Traditionally keyword weighting processes are unsupervised; that is, the knowledge of document's category is not leveraged to label the documents. Typically, each keyword weight is assigned using the term frequency -- inverse document frequency (TFIDF) measure. Although the TFIDF measure has been proven effective in several text mining problems, it might not give the optimal classification power for IR and TC. In this thesis, we propose a new optimization framework to find the best keyword weights based on the proposed inter-class and intra-class similarity concept.
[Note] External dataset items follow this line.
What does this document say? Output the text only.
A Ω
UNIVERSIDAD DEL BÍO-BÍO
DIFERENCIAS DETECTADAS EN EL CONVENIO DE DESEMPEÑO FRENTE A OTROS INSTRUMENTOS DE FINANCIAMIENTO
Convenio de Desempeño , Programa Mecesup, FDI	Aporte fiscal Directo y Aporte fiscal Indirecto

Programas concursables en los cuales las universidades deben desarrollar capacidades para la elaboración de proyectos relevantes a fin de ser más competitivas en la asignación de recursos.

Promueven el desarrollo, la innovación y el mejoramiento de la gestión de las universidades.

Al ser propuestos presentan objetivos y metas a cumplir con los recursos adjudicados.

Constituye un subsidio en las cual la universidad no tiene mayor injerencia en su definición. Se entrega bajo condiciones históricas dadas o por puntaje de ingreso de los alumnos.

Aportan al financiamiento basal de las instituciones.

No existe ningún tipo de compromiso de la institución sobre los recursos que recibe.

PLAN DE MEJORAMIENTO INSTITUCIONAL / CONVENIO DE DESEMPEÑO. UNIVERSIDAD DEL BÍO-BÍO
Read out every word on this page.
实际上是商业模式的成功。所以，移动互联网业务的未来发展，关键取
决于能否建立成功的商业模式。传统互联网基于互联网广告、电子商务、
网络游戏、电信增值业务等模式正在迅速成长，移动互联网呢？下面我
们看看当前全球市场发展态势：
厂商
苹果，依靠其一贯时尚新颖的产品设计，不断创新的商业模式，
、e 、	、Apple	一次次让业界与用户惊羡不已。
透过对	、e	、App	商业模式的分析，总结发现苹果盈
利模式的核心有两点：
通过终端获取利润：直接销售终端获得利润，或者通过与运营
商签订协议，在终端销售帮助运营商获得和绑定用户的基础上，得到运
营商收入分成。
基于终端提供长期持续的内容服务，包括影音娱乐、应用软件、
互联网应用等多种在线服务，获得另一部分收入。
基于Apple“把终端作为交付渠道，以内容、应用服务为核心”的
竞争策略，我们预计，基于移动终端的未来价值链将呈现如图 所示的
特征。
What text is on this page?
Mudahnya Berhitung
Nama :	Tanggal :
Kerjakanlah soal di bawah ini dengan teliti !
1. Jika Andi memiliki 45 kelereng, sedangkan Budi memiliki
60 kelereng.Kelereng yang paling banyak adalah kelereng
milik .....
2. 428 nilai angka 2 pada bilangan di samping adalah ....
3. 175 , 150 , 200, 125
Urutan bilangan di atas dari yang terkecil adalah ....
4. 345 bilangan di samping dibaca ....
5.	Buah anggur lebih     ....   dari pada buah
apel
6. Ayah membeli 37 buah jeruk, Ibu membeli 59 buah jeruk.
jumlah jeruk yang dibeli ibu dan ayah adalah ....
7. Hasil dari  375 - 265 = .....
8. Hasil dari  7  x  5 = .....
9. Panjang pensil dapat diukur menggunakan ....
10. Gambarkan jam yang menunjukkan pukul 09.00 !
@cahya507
The optimal keyword weight can be viewed as the feature space projection where documents from the same category are best clustered together and separated from other categories. Subsequently, the category average (centroid) classification is employed to categorize text documents. The proposed approach is tested on two practical applications: record query and text categorization. The record query application is slightly different from traditional IR problems as the goal is to find correlated (duplicate and master) text records. This problem was initiated by a telecommunication company where service engineers attempt to look for associations of the current defect problem in previously recorded problems in the database. Extensive experiments demonstrate that the proposed framework significantly improves the classification accuracy and provides balanced performance as measured on all text categories when compared to the standard TFIDF search. The text categorization application is tested on the Reuters news data set which is a gold-standard benchmark data set. The results show that our framework improves performance for the two applications considered, namely Information Retrieval and Text Categorization.